Диалог культур: метафизические проблемы и совре-менность

1. В наше время представления о культуре как о том ценностном горизонте, который во многом и определяет значения и смыслы общественного процесса, редко у кого вызывает сомнения. Между тем, ещё в середине XIX века культура вовсе не мыслилась как некая автономная система отсчета для философского осмысления действительности и знания о ней, их оценки. Культура в то время мало кому представлялась тем предельным основанием и высшим идеалом, который мог бы задавать единство многообразным актам жизнедеятельности человека. Таким основанием было понятие природы, выступающей для науки не просто как чувственная данность, но как единая трансцендентальная структура, совокупность предметов опыта, выявленных с помощью разума и априорных форм нашего восприятия мира. Но к концу XIX в. эйдетические идеалы стали всё чаще подменяться ценностно-ориентированными программами разума практического. «Открытие» культуры, произошедшее в конце XIX века, означало, что внутри классической системы знания стали сосуществовать две весьма разные эпистемические ориентации: одна из них классически усматривала свою цель в достижении истины как высшей и последней своей цели; другая, критикуя недостатки классического рационализма, рассматривала процесс познания и его результаты в рамках социокультурного контекста. Такой подход - при всей полезности критики классической парадигмы знания и «благости» гуманитарных поисков - фактически часто приводил к тому, что научные критерии истины в подобной парадигме знания подменялись теми или иными праксеологическими регулятивами (полезность, правдоподобие, простота и др.). Однако, при этом, гуманитарно-культуральные исследования, противопоставляя себя утилитарным точкам зрения и манифестируя культуру как гарант гуманизации жизненного мира человека и его природы, ощущали себя в виде некоего нового духовного синтеза, явно не давая себе отчет о прагматическом подтексте своего дискурса.

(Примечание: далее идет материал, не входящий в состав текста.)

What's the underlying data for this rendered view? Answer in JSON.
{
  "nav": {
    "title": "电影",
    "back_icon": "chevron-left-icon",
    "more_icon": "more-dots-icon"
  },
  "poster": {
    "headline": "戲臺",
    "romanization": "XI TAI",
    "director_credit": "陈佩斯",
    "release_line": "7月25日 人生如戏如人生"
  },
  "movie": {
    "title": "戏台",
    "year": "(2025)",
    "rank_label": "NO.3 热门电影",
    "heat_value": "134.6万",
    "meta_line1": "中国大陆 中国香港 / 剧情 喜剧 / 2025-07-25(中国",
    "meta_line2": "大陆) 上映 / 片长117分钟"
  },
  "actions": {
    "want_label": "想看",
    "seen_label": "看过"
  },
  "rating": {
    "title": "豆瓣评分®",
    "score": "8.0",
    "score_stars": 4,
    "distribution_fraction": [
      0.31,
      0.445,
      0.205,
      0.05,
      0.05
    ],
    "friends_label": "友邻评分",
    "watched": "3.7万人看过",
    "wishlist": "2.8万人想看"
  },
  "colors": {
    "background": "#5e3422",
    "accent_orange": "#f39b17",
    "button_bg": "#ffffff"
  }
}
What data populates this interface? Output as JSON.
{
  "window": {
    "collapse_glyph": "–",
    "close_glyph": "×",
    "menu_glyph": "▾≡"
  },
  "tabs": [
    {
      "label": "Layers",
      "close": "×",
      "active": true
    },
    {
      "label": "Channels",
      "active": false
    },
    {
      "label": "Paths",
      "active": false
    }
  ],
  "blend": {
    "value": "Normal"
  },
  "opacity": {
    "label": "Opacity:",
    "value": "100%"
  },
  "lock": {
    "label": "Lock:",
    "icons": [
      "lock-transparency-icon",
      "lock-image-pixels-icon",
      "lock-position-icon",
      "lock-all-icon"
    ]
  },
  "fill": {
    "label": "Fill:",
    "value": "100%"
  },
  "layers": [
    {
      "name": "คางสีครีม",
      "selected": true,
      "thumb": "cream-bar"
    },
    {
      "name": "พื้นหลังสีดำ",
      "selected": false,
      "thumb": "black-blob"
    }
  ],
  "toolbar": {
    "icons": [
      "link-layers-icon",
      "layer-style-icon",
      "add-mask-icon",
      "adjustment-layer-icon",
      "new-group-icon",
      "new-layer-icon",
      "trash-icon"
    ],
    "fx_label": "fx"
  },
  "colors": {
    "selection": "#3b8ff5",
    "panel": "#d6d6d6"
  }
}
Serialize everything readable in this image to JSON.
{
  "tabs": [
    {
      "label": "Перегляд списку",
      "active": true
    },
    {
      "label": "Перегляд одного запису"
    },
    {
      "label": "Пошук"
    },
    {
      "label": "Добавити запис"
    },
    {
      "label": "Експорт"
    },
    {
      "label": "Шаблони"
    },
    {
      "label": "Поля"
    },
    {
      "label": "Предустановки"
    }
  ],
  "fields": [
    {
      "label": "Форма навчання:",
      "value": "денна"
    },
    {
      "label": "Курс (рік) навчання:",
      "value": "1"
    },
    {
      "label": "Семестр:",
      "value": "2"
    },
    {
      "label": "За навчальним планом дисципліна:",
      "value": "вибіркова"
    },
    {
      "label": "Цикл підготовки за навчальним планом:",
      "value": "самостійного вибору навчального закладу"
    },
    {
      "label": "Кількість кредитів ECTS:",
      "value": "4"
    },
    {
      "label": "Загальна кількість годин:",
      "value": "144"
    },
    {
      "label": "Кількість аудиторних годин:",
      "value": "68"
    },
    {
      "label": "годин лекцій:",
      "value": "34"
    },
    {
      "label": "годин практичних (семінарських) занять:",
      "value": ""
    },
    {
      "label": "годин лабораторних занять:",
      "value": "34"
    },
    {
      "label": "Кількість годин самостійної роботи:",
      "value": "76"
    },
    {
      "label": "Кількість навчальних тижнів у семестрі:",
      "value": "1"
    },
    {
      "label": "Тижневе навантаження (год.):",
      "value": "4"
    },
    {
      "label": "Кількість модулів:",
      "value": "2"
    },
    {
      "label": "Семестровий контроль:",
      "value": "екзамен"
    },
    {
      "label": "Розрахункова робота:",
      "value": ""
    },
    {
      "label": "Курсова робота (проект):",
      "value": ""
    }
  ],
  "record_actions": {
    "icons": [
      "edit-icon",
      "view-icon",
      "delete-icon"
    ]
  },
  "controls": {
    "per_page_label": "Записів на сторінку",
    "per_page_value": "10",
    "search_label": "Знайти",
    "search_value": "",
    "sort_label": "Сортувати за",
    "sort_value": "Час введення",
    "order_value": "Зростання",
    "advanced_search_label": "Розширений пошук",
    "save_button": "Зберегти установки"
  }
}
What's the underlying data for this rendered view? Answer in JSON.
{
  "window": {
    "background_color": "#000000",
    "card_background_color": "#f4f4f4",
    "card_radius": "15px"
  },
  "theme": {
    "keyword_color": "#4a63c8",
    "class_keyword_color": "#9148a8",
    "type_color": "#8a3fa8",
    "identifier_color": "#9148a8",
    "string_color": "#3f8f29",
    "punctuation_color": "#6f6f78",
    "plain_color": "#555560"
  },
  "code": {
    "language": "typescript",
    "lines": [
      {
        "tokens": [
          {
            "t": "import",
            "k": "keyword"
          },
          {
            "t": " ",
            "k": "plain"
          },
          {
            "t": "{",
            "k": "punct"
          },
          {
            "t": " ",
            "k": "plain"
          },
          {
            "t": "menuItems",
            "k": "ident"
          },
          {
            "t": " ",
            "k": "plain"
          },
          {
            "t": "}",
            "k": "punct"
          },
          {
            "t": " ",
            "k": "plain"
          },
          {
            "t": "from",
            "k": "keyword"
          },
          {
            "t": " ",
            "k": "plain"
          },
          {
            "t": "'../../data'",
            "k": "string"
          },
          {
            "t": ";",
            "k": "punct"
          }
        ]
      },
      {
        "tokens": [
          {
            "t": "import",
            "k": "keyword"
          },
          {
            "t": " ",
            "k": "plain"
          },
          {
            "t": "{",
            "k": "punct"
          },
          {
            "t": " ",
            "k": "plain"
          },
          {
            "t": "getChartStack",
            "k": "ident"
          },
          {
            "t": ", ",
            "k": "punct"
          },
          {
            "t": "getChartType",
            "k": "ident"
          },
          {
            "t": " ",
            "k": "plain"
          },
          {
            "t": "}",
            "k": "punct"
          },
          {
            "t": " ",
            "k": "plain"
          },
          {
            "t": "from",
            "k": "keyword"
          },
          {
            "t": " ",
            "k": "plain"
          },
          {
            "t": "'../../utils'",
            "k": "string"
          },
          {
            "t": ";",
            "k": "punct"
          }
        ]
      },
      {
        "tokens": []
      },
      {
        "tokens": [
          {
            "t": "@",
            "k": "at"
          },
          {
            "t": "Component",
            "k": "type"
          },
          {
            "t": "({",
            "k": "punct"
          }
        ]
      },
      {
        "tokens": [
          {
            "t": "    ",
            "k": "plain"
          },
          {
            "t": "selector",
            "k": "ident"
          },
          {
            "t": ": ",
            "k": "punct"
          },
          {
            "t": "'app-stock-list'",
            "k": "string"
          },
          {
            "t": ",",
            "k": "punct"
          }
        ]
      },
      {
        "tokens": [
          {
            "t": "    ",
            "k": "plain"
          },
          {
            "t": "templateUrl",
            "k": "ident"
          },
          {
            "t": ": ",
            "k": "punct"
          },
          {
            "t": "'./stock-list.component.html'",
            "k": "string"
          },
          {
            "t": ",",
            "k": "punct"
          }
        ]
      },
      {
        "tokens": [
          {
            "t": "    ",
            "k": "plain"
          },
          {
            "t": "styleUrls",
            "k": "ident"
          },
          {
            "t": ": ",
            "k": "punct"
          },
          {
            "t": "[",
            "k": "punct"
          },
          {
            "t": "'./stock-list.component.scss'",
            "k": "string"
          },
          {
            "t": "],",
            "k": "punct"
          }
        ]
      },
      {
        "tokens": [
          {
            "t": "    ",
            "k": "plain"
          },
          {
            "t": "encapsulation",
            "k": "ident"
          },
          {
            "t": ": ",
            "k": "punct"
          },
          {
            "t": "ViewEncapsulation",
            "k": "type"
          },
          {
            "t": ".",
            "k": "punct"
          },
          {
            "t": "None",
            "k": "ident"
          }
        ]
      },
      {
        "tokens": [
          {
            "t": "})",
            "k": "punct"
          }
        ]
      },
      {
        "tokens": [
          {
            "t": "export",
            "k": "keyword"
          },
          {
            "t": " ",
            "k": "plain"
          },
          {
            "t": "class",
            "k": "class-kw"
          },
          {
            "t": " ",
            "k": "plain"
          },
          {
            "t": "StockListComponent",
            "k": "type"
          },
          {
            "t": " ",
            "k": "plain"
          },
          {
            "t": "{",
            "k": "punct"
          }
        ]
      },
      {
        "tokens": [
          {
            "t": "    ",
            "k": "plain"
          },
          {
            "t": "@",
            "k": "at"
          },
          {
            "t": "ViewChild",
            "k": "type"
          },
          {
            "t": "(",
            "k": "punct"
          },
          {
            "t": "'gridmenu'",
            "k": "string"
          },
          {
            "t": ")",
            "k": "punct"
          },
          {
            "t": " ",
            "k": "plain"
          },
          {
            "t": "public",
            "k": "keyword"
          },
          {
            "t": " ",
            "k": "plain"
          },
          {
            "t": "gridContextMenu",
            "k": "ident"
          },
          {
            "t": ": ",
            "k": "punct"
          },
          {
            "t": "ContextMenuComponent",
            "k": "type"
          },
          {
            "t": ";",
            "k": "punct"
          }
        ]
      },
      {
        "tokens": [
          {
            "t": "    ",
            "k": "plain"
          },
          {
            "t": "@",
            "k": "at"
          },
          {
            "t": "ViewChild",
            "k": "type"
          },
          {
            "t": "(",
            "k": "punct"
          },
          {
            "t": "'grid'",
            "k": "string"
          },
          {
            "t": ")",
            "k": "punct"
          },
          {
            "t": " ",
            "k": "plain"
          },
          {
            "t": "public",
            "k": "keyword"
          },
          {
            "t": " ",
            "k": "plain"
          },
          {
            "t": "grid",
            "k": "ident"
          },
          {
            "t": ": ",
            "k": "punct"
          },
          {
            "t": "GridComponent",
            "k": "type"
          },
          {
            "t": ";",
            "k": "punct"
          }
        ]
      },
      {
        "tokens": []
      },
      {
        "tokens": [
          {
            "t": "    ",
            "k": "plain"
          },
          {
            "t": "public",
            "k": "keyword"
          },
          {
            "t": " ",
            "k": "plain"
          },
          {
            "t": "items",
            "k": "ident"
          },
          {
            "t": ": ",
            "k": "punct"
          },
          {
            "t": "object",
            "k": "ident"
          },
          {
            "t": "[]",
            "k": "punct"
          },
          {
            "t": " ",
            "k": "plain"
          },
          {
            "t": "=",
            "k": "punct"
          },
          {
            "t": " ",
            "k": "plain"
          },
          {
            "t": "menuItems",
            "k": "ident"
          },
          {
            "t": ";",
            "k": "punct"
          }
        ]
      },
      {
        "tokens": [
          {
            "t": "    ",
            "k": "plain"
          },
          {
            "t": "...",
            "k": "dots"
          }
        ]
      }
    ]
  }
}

2. Уже первые культурологи осознали, что осмысление культуры как только некоего противоположного природе модуса бытия было малопродуктивно, сужая проблему до того горизонта, который задавался трансцендентальной тематизацией природы. Тем более, что после Ницше было весьма трудно при попытках выстроить некую универсальную схему со ссылкою на Бога. И последователи Канта окончательно «расщепили» Разум на гуманитарный и естественнонаучный, как и национально-политическую идеологию. Процессы последовательной имманентизации всего сущего и привели к тому, что культура «подменила» нам Бога. Однако этот новый Бог, как не раз отмечалось, в определенном смысле также имманентен, а, значит, не всемогущ. Культурный процесс явно детерминирован необратимостью времени (его свобода ограничена его же собственными предшествующими действиями), культура «повязана» имманентностью истории: она не берёт назад свои исторические ходы и не создаёт ничего из пустоты. Отсюда отсутствие у культуры такого важного сакрального качества, как субстанциональность. Весьма плодотворна попытка И.Г. Яковенко, призывающего изживать привычные представления о некоем центрирующем универсуме смыслов, раскрыть природу этих «локальных демонов» культурогенеза, которые черпают силы то в природном ландшафте, то в геноме этноса, то в некоем трансцендирующем порыве духа, то в национальной мифологии и т.п [1].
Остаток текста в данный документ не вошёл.